How to do it: Chavez advises stimulating–or asking your partner to stimulate—your nipples in any way that feels good, from sucking to stroking and massaging.
Hodder-Shipp says some people like sweeping up-and-down massage using the whole hand, others like just fingertips on the nipples, while others like circular motions around the areola. “Sometimes a pinching or twisting motion on the nipple itself can feel even more intense than massage or touch,” she notes. “The goal is to explore and discover with an open mind — and be open to the fact that you might end up feeling kinda ‘meh’ about nipple play, too.” She also recommends using a body-safe massage oil or silicone lube for nipple massage to reduce friction.
You might not think of an intense boot camp workout as the fast track to a pleasure-filled climax, but it can happen. “Intense exercise of the muscles around the core of the body can trigger contractions in the pelvic floor leading to an orgasm,” explains Chavez. “The orgasm is more of the same sensation that you would feel with external stimulation of the clitoris than deep penetration in the vaginal canal.

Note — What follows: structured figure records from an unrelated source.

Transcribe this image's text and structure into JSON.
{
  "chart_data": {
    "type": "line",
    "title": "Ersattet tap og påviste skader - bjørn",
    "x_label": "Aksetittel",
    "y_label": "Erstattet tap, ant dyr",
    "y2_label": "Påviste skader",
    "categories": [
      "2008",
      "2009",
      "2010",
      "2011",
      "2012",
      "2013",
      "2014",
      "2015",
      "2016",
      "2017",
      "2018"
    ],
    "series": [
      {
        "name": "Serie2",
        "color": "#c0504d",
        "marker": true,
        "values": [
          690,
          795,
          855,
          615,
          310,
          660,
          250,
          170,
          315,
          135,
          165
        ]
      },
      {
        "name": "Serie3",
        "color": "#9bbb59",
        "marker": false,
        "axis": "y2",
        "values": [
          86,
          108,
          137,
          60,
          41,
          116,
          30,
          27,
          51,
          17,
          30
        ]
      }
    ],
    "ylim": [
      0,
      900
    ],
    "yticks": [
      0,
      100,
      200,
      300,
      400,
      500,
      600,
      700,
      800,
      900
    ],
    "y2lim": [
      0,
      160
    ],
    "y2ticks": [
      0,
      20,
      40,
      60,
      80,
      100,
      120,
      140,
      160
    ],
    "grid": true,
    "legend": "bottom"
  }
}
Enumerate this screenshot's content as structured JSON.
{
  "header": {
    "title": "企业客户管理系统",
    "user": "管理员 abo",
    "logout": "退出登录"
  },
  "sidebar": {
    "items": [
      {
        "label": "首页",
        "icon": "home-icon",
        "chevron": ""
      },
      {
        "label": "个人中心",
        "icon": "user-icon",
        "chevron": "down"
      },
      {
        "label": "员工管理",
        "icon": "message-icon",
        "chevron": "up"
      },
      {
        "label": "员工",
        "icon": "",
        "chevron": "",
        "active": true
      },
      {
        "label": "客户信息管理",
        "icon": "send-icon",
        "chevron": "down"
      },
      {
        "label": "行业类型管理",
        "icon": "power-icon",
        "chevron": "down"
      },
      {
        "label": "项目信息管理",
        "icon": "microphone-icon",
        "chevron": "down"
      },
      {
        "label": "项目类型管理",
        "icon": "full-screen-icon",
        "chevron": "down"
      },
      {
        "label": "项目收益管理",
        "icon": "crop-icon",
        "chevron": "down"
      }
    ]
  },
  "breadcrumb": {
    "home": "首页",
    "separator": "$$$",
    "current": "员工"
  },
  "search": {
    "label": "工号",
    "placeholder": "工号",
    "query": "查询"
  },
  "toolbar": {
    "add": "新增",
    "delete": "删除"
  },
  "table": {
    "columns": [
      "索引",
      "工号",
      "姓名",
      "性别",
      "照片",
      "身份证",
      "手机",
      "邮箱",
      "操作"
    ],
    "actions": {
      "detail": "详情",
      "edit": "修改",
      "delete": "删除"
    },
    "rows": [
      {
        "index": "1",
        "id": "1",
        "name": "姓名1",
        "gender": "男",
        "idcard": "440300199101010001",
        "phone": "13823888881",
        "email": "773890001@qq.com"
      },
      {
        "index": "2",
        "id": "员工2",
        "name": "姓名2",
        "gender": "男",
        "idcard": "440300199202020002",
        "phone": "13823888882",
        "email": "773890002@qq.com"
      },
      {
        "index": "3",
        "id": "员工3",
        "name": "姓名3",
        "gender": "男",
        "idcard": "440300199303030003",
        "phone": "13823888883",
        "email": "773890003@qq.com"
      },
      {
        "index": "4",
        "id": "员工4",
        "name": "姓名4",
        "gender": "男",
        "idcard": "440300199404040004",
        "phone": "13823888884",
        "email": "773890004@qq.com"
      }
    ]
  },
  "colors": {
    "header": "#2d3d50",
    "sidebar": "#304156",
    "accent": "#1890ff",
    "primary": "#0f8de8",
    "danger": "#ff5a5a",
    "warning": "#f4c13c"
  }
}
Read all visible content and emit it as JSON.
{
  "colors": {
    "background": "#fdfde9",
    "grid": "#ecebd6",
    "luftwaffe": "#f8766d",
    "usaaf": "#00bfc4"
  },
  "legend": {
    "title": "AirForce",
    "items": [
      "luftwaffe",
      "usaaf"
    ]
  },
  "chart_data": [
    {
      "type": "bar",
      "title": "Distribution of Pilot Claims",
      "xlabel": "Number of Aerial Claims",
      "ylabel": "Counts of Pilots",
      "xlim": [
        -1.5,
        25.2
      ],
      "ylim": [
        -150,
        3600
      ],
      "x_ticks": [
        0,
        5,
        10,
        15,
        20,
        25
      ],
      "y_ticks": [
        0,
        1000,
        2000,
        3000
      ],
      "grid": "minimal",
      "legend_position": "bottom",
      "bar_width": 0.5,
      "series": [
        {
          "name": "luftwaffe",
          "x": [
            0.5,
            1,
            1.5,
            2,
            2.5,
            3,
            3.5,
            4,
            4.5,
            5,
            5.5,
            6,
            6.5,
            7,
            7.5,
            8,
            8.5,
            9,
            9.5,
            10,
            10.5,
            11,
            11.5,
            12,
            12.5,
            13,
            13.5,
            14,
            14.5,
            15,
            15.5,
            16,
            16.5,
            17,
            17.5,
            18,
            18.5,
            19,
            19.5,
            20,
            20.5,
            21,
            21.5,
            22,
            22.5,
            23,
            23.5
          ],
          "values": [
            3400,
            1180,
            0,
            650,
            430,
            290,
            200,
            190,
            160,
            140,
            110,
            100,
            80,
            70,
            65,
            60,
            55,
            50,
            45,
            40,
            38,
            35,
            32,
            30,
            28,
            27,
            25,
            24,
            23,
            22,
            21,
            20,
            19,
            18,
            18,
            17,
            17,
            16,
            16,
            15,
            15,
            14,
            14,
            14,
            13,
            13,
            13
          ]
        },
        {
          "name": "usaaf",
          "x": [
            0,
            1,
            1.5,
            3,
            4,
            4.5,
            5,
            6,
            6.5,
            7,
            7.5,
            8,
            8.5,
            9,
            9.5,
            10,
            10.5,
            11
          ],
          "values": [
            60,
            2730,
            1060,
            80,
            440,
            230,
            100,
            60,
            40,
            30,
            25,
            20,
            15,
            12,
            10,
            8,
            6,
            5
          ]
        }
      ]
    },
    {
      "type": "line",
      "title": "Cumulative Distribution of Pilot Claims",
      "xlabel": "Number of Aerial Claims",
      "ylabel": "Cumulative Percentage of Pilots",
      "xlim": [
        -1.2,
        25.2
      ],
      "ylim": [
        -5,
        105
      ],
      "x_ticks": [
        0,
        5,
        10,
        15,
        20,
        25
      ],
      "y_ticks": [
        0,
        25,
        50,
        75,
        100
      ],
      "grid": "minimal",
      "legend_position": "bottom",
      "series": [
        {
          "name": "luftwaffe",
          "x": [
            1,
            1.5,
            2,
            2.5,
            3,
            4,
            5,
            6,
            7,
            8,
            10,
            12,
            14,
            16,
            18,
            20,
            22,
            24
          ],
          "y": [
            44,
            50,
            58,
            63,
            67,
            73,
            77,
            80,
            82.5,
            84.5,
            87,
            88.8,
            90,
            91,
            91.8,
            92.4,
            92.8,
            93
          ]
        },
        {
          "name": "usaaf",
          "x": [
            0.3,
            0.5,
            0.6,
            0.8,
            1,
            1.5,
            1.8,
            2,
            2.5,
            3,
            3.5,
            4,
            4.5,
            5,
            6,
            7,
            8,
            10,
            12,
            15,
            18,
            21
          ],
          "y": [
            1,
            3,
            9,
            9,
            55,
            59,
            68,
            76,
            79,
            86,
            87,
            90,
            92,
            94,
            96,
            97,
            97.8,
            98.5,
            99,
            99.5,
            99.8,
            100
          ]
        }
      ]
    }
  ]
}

The contractions throughout the pelvic floor can cause a build up of erotic energy in the pelvic area and a release when relaxing the muscles.”
How to do it: Chavez says intense core workouts — think crunches, hip raises, or leg lifts — could trigger sexual pleasure while working out, or, a full-on “coregasm.”
Yes, you can literally think your way into climaxing, and it might be more likely to happen while you’re fast asleep in dreamland. “During sleep, your body is relaxed and in a restorative state,” explains Chavez. “Muscles are more relaxed, and breathing is deeper, which allows for the body to relax more easily and become more easily aroused. If you are dreaming about erotic stimuli and having a sex dream, your body can trigger an orgasm through the sensory experience provided through the dream.”
How to do it: While getting turned on before bed might set you up for a sleep orgasm, it’s not exactly the type of climax you can actively pursue. That said, you can enjoy a similar “thinkgasm” by focusing on sexual fantasy, stimuli, or turn-ons that evoke an emotional and physical response, says Chavez. “This is also why erotica is such a powerful stimulant for females, because it triggers fantasy and evokes the same emotional response,” she notes.
All Types of Pleasure Count
Whether you get off best when you take a long, CBD-infused bath, get lost in soft kisses, or experiment with fingers, toys, or intercourse that leads to a breathless orgasm, there’s no such thing as a one-size-fits-all approach to sexual pleasure. It’s also important to remember that a variety of factors — emotional state, sense of comfort and safety, hormone levels, arousal level, whether or not someone is taking certain medications, and more — that influence orgasms, says Hodder-Shipp.
“Each action, whether it’s massaging a clitoris, pressing against the urethral sponge, or doing an abdominal crunch, can — but not always — lead to orgasm, because they stimulate one or more of the major nerves in the pelvic area that connect to the brain,” she notes. A climax won’t necessarily follow from based solely on the body part(s) being stimulated, she says. In other words, there’s a lot to love about the journey, no matter what your next sexual escapade ends up looking and feeling like.